What It’s Like to Fall in Love During a Pandemic

Drastic times call for drastic measures—like diving headlong into a new relationship.

fall in love

Illustration by Trina Dalziel

When Covid-19 made its way to New Jersey in mid-March, I was several weeks into dating a new guy. I met Hayden on a dating app, and we had only been on a handful of dates in Jersey City (where I live) and Brooklyn (where he lives). Then came the lockdown. Suddenly, we were faced with an ultimatum: Would we shelter in place together, or separately?

“I guess quarantine is a great time to find out if you’re compatible or not,” Hayden joked. He had a point, but I was worried. Not seeing each other for an indefinite period of time might abruptly end what seemed like a really good thing. But would spending all our time together during a pandemic turn out to be a disaster?

Having lived alone for the past seven years, I am unaccustomed to having a roommate, let alone sharing my space with a romantic partner. Still, these are different times. 

We dove right in.
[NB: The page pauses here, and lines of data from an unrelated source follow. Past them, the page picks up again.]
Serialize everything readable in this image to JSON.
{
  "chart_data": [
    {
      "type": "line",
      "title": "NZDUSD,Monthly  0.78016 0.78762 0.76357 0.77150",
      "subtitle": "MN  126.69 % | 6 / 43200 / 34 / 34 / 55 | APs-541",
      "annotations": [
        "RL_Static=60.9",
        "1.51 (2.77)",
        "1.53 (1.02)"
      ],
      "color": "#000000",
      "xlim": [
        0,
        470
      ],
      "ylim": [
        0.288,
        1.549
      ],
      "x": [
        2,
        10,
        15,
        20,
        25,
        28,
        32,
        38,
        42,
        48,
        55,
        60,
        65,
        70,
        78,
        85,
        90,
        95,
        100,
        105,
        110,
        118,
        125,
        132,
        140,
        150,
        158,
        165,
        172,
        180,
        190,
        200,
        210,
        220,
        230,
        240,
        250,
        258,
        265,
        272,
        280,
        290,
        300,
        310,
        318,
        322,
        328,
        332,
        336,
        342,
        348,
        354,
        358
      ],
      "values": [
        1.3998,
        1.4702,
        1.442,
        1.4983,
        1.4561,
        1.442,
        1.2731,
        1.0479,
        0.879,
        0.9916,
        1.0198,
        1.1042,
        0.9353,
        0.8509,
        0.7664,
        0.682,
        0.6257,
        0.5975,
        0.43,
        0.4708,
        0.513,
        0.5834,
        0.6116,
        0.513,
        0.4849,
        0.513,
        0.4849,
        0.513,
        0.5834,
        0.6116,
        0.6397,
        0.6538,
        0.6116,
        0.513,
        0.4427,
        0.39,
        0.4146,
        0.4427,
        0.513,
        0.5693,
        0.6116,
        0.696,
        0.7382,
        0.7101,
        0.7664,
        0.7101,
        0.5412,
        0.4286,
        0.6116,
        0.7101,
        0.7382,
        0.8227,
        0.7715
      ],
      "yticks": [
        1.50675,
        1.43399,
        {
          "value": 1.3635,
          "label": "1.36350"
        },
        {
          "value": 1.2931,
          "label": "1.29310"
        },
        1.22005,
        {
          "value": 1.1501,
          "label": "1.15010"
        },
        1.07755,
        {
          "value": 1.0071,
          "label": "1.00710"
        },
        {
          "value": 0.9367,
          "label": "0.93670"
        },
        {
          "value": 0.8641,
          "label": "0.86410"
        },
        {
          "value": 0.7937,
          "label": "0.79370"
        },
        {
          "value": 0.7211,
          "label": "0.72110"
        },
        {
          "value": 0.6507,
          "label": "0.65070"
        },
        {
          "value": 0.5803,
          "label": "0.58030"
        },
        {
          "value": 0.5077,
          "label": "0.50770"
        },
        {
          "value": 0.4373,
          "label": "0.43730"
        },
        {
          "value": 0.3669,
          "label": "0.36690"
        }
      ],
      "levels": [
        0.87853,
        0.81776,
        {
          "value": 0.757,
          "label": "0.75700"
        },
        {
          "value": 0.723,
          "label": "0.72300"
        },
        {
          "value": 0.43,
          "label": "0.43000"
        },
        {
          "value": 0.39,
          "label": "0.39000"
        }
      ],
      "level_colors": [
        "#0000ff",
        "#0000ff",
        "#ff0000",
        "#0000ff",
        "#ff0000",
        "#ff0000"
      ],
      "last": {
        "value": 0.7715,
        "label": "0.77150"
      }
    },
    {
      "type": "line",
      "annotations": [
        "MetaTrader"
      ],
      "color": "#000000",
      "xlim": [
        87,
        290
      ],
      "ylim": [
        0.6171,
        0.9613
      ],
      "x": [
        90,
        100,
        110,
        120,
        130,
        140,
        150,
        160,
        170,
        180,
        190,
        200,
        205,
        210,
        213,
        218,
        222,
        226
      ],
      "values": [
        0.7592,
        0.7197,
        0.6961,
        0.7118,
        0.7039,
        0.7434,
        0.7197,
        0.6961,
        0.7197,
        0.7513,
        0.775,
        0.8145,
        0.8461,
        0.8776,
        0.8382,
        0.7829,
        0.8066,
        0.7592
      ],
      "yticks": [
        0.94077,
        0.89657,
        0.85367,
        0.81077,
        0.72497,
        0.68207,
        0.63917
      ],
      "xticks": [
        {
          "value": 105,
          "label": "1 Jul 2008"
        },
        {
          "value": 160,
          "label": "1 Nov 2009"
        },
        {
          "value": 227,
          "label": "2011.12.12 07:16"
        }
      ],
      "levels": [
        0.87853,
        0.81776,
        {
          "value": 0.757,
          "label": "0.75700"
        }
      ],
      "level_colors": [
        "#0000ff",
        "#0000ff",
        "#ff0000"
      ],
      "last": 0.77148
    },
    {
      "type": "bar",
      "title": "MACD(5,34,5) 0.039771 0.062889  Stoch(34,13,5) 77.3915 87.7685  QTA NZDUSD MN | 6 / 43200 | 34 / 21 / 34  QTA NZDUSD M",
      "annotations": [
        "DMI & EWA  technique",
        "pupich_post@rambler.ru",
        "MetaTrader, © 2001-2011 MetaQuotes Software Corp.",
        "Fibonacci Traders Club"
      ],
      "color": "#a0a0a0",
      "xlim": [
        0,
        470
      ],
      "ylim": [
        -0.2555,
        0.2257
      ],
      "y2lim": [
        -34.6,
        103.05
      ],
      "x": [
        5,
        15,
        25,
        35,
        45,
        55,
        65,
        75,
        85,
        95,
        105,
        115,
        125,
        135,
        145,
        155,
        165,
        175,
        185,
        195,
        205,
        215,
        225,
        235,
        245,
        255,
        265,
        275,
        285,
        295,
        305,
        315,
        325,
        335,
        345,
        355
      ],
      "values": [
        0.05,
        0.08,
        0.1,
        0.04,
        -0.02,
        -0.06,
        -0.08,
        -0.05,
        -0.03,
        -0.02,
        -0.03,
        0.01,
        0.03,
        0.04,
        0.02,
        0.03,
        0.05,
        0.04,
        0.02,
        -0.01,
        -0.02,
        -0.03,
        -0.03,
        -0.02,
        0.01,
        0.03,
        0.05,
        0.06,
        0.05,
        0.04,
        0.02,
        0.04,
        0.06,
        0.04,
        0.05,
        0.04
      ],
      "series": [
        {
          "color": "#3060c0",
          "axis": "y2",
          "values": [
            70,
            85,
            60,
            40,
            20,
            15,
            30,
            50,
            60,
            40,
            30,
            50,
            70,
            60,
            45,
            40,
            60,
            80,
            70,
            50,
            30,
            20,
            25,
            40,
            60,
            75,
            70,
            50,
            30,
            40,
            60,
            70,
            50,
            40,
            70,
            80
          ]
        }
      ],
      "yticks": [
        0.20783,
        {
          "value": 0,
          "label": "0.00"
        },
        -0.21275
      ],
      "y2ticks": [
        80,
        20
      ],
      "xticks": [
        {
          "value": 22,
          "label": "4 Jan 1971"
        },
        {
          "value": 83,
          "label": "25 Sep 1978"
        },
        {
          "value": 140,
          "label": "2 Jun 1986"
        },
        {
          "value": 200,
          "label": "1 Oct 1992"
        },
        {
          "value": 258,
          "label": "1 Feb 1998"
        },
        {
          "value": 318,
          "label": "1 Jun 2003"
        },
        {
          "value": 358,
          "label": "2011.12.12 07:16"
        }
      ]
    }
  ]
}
Within 24 hours, the relationship went from third date to unofficially living together. My friends told me I was absolutely nuts; I secretly shared their concern.

Six weeks later, Hayden and I have adjusted to our new way of life. It was unusual, figuring out cohabitation while also navigating a new relationship. But so far, so good. We started working from home in tandem, Hayden at his desktop computer, me on my laptop at a folding table he set up in his room. (I eventually moved my “office” to his absent roommate’s room.) Every weekday, we pause for lunch together. At the end of the workday, we migrate downstairs to make dinner, moving around the kitchen in sync. Hayden almost always does the dishes, even if he’s also done most of the cooking.  

We’ve nurtured our relationship without the usual date options: no meeting up with friends at bars, no going out for dinner, no shows or concerts. With the outside world closed, we have found entertainment elsewhere. There was a virtual double date with my friends in North Carolina. We used Zoom and FaceTime to meet each other’s families, states away. We use gaming apps like Houseparty and Jackbox to video chat and play games with our friends. But mostly, we spend quality time together, and our relationship has grown into something official—something serious.

When we do go out—for groceries, wine and beer—we don our masks and clutch our hand sanitizer. On weekends, we drive back to my apartment to do laundry, traversing a deserted downtown Manhattan and holding hands in the Holland Tunnel until we emerge in Jersey. 

The coronavirus pandemic has kept most people apart. For Hayden and me, it’s had the opposite effect. Life together is shockingly good. It feels normal, even though the world outside is anything but.